The Mad Catz GameCube MicroCon Wireless Controller ($20) is Mad Catz's answer to the Nintendo WaveBird. Both are wireless GameCube controllers that work equally well with compatible games on the Nintendo Wii. Unfortunately, the MicroCon doesn't quite meet the standard Nintendo set with the WaveBird.

The MicroCon is much smaller and lighter than the Nintendo WaveBird, weighing a scant 5.5 ounces to the WaveBird's 8.5. This is mostly because the MicroCon lacks the WaveBird's rumble feature. This issue is moot for Virtual Console games, which don't use rumble at all. Gamers might still miss the feature when playing their old GameCube games, however.

Like the WaveBird, the Mad Catz MicroCon uses a small dongle that plugs into one of the Wii's four GameCube controller ports.

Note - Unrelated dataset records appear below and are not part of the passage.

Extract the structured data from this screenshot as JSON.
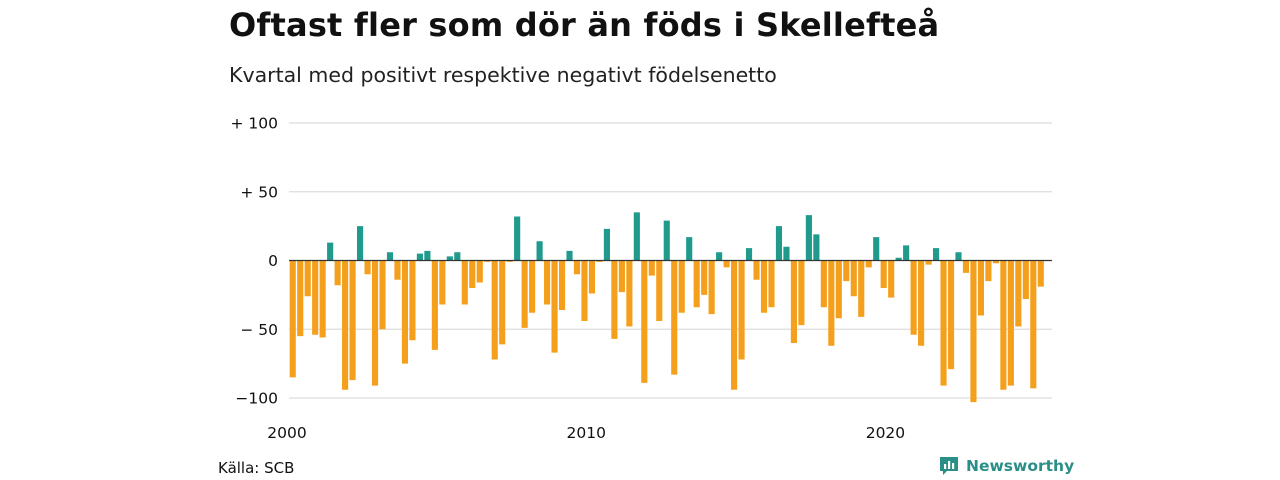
{
  "title": "Oftast fler som dör än föds i Skellefteå",
  "subtitle": "Kvartal med positivt respektive negativt födelsenetto",
  "source": "Källa: SCB",
  "brand": "Newsworthy",
  "colors": {
    "positive": "#1f9a8c",
    "negative": "#f5a01d",
    "grid": "#dddddd",
    "baseline": "#333333",
    "brand": "#2a8f86"
  },
  "chart_data": {
    "type": "bar",
    "xlim": [
      2000,
      2025.5
    ],
    "ylim": [
      -100,
      100
    ],
    "y_ticks": [
      {
        "value": 100,
        "label": "+ 100"
      },
      {
        "value": 50,
        "label": "+  50"
      },
      {
        "value": 0,
        "label": "0"
      },
      {
        "value": -50,
        "label": "− 50"
      },
      {
        "value": -100,
        "label": "−100"
      }
    ],
    "x_ticks": [
      {
        "value": 2000,
        "label": "2000"
      },
      {
        "value": 2010,
        "label": "2010"
      },
      {
        "value": 2020,
        "label": "2020"
      }
    ],
    "series": [
      {
        "x": [
          2000.0,
          2000.25,
          2000.5,
          2000.75,
          2001.0,
          2001.25,
          2001.5,
          2001.75,
          2002.0,
          2002.25,
          2002.5,
          2002.75,
          2003.0,
          2003.25,
          2003.5,
          2003.75,
          2004.0,
          2004.25,
          2004.5,
          2004.75,
          2005.0,
          2005.25,
          2005.5,
          2005.75,
          2006.0,
          2006.25,
          2006.5,
          2006.75,
          2007.0,
          2007.25,
          2007.5,
          2007.75,
          2008.0,
          2008.25,
          2008.5,
          2008.75,
          2009.0,
          2009.25,
          2009.5,
          2009.75,
          2010.0,
          2010.25,
          2010.5,
          2010.75,
          2011.0,
          2011.25,
          2011.5,
          2011.75,
          2012.0,
          2012.25,
          2012.5,
          2012.75,
          2013.0,
          2013.25,
          2013.5,
          2013.75,
          2014.0,
          2014.25,
          2014.5,
          2014.75,
          2015.0,
          2015.25,
          2015.5,
          2015.75,
          2016.0,
          2016.25,
          2016.5,
          2016.75,
          2017.0,
          2017.25,
          2017.5,
          2017.75,
          2018.0,
          2018.25,
          2018.5,
          2018.75,
          2019.0,
          2019.25,
          2019.5,
          2019.75,
          2020.0,
          2020.25,
          2020.5,
          2020.75,
          2021.0,
          2021.25,
          2021.5,
          2021.75,
          2022.0,
          2022.25,
          2022.5,
          2022.75,
          2023.0,
          2023.25,
          2023.5,
          2023.75,
          2024.0,
          2024.25,
          2024.5,
          2024.75,
          2025.0,
          2025.25
        ],
        "values": [
          -85,
          -55,
          -26,
          -54,
          -56,
          13,
          -18,
          -94,
          -87,
          25,
          -10,
          -91,
          -50,
          6,
          -14,
          -75,
          -58,
          5,
          7,
          -65,
          -32,
          3,
          6,
          -32,
          -20,
          -16,
          -1,
          -72,
          -61,
          -1,
          32,
          -49,
          -38,
          14,
          -32,
          -67,
          -36,
          7,
          -10,
          -44,
          -24,
          -1,
          23,
          -57,
          -23,
          -48,
          35,
          -89,
          -11,
          -44,
          29,
          -83,
          -38,
          17,
          -34,
          -25,
          -39,
          6,
          -5,
          -94,
          -72,
          9,
          -14,
          -38,
          -34,
          25,
          10,
          -60,
          -47,
          33,
          19,
          -34,
          -62,
          -42,
          -15,
          -26,
          -41,
          -5,
          17,
          -20,
          -27,
          2,
          11,
          -54,
          -62,
          -3,
          9,
          -91,
          -79,
          6,
          -9,
          -103,
          -40,
          -15,
          -2,
          -94,
          -91,
          -48,
          -28,
          -93,
          -19,
          0
        ]
      }
    ]
  }
}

It works fine, but the need to open the cover flap (on the side or the top, depending on whether your Wii is oriented horizontally or vertically) and attach the transceiver does ruin the console's minimalist aesthetic. And like the Wii controllers, the MicroCon utilizes two AA batteries; you'll probably want to invest in a set of third-party rechargeables.